To build the project plan, you can assume at least one iteration per phase (unless you
have a very simple development effort):
- One iteration in the inception phase, producing for example some proof-of-concept
prototype or some user-interface mockup.
- One iteration in the elaboration phase to produce an architectural prototype.
- One iteration in the construction phase to build the product (up to beta release).
- One iteration in transition to finish the product (general availability release).
From there, many variations are possible (see "Iteration Strategies" in Guidelines: The Iteration Plan):
- If the product is exploring a totally new domain, you may need to add iterations in the
inception phase to consolidate the concepts, show various mock-ups to a cross-section of
customers or end users, or build a solid response to a request for a proposal.
- If a new architecture must be developed, or there is a large amount of use-case
modeling, or there are very challenging risks, you should plan to have two or three
iterations in the elaboration phase.
- If the product is large and complex, and developed over a long period, you should plan
to have three or more iterations in the construction phase.

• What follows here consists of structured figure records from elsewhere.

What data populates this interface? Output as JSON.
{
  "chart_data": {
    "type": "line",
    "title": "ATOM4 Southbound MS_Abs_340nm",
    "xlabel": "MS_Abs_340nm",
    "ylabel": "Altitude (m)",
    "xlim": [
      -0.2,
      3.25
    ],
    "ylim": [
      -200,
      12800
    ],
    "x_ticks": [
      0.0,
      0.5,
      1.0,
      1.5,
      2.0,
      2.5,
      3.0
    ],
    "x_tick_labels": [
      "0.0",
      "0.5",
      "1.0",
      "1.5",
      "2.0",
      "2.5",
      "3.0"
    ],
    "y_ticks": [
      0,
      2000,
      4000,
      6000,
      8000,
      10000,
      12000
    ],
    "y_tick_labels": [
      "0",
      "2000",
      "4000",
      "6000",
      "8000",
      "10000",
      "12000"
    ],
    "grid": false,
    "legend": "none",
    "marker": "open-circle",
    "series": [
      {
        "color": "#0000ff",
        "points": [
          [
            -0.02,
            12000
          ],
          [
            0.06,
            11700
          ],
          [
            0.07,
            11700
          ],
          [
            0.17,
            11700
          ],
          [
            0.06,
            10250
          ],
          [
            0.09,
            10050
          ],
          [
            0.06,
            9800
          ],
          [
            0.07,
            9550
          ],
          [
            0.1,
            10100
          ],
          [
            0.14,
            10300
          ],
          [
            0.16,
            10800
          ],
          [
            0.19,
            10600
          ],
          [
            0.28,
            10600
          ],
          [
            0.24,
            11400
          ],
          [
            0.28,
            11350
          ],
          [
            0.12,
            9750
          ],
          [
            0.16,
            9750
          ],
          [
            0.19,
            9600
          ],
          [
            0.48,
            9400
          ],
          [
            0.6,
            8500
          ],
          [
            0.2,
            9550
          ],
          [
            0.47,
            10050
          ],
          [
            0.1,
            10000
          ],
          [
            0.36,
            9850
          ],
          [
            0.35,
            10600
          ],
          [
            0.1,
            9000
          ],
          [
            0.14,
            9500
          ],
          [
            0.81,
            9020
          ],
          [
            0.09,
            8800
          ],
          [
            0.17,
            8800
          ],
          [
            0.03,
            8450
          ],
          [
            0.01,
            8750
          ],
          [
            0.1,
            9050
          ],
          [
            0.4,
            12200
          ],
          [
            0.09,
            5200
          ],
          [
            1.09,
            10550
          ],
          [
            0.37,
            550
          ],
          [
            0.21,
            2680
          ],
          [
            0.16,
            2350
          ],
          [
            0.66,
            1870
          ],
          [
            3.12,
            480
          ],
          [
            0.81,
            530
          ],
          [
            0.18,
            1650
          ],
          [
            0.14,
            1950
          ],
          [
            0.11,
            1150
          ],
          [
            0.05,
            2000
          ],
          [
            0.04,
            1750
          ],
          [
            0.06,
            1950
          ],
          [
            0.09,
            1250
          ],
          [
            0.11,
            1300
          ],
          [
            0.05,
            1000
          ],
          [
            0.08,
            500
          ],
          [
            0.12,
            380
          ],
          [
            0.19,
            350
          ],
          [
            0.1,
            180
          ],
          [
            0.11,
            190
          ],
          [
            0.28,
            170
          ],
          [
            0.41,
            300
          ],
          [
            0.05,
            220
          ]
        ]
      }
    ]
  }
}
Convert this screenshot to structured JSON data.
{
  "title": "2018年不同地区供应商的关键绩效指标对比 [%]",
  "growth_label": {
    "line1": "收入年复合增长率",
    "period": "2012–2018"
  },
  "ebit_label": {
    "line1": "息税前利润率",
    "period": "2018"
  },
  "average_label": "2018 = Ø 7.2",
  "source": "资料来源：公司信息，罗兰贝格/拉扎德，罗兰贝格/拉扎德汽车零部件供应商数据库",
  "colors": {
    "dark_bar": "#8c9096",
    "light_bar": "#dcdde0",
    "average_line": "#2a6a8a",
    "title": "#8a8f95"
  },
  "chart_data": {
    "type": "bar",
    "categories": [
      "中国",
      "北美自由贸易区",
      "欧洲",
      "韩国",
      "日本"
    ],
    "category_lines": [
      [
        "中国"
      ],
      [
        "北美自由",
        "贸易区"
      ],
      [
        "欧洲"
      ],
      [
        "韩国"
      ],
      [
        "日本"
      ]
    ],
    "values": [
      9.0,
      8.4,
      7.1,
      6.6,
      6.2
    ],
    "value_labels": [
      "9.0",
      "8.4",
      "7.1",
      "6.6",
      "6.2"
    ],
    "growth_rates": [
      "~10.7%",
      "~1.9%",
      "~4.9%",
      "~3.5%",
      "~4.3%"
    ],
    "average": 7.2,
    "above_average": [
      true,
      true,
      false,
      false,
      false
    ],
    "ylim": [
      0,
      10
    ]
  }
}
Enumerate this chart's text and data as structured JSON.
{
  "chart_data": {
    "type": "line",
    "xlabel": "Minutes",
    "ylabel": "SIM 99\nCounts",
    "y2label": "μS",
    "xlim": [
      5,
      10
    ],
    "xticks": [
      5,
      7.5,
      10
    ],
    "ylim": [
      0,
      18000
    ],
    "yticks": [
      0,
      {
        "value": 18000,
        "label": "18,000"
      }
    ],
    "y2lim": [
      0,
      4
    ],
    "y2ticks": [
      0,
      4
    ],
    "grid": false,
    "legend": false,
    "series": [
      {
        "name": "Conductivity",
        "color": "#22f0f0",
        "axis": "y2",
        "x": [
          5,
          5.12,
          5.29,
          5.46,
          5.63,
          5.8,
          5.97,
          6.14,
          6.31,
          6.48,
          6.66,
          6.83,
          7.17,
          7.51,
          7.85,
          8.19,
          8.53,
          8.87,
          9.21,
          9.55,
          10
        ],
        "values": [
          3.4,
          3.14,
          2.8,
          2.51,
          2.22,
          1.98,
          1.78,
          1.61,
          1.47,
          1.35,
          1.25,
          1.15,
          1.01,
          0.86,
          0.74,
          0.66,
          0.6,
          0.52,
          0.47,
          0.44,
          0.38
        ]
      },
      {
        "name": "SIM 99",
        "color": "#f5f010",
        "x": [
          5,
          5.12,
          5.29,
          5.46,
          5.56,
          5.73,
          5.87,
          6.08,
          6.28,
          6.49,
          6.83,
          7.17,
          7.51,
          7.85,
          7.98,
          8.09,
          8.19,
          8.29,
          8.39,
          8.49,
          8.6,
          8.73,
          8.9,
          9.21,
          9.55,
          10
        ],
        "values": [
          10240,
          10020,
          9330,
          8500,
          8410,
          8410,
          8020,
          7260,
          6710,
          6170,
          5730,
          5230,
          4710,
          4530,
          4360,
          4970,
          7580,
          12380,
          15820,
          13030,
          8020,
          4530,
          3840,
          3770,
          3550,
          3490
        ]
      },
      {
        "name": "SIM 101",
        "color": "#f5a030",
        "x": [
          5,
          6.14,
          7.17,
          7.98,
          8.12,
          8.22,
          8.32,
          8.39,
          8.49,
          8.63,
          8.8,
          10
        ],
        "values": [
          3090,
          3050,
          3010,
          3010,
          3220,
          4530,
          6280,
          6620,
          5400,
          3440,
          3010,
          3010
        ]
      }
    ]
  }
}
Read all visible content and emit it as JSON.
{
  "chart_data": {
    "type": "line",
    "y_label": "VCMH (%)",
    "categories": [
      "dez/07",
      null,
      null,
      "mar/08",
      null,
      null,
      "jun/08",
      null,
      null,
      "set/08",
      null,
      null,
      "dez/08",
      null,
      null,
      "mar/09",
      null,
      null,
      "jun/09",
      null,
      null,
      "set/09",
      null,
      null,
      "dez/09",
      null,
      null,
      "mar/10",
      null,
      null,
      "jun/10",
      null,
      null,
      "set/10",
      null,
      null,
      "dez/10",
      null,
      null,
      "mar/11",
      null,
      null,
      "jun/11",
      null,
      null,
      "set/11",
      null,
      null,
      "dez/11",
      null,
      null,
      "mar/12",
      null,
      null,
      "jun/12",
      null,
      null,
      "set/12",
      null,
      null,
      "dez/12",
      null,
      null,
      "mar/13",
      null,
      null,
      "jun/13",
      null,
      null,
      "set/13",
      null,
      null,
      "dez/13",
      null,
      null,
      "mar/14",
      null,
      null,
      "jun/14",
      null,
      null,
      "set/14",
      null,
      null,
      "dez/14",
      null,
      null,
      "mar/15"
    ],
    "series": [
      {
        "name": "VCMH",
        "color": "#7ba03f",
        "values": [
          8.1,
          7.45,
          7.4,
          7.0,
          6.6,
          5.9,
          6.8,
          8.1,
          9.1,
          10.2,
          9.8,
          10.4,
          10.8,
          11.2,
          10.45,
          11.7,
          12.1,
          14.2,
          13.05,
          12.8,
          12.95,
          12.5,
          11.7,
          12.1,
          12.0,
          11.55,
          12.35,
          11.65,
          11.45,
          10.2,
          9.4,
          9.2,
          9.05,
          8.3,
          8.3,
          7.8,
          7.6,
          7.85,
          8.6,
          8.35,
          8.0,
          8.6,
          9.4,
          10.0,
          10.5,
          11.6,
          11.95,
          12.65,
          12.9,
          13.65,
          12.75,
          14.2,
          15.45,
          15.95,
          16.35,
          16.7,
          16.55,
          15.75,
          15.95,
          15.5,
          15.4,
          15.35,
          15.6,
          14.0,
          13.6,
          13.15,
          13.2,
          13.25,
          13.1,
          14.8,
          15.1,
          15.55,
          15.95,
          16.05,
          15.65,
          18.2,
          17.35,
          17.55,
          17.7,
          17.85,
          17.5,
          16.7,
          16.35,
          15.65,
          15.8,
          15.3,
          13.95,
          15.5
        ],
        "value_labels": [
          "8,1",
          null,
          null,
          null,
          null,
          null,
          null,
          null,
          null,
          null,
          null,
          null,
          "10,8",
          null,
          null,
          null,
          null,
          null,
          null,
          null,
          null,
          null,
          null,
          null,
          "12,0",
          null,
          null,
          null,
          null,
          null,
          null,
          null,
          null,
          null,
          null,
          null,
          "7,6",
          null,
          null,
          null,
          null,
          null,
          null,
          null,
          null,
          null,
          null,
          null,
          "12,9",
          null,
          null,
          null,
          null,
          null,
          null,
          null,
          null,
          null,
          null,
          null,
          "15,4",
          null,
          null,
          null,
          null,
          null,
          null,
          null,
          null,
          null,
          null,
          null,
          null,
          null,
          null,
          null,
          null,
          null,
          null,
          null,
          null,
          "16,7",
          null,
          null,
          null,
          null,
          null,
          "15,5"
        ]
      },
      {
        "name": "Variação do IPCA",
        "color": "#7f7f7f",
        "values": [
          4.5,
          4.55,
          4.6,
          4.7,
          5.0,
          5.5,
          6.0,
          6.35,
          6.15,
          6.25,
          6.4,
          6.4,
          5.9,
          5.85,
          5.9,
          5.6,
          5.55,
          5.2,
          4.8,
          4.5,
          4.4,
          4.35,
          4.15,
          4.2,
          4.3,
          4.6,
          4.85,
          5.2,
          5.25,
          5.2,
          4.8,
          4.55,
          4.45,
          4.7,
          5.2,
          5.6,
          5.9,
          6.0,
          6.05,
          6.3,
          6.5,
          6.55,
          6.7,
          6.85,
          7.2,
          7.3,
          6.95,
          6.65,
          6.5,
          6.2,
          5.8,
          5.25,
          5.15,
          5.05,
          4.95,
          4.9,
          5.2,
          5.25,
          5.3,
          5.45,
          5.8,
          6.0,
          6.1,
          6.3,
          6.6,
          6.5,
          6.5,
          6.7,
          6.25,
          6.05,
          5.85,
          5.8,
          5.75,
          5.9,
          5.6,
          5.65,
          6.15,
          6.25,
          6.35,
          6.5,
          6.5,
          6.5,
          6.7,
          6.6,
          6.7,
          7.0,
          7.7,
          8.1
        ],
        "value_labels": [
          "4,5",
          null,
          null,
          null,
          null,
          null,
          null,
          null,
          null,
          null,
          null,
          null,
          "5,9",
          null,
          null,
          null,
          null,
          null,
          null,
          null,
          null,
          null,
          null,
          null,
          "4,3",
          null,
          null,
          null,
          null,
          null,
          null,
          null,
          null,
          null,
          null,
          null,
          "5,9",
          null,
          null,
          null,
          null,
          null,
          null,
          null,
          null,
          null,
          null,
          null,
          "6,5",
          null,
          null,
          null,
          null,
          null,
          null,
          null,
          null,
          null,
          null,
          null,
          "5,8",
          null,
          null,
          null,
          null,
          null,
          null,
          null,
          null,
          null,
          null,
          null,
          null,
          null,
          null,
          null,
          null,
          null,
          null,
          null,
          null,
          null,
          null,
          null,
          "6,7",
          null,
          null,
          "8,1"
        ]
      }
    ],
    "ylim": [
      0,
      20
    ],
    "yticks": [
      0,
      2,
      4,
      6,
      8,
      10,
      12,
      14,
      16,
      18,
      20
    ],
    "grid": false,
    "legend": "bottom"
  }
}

- You should plan to have several iterations in the transition phase if, because you must
minimize the time to market, you must deliver the product with a reduced set of
functionality, or if you feel you might need a lot of small adaptations to the end-user
base after a period of use.
Be aware, however, that the larger the project is, the larger the development
organization will be, and the longer the iterations will be. This is due to the time and
effort involved in communication within a large organization.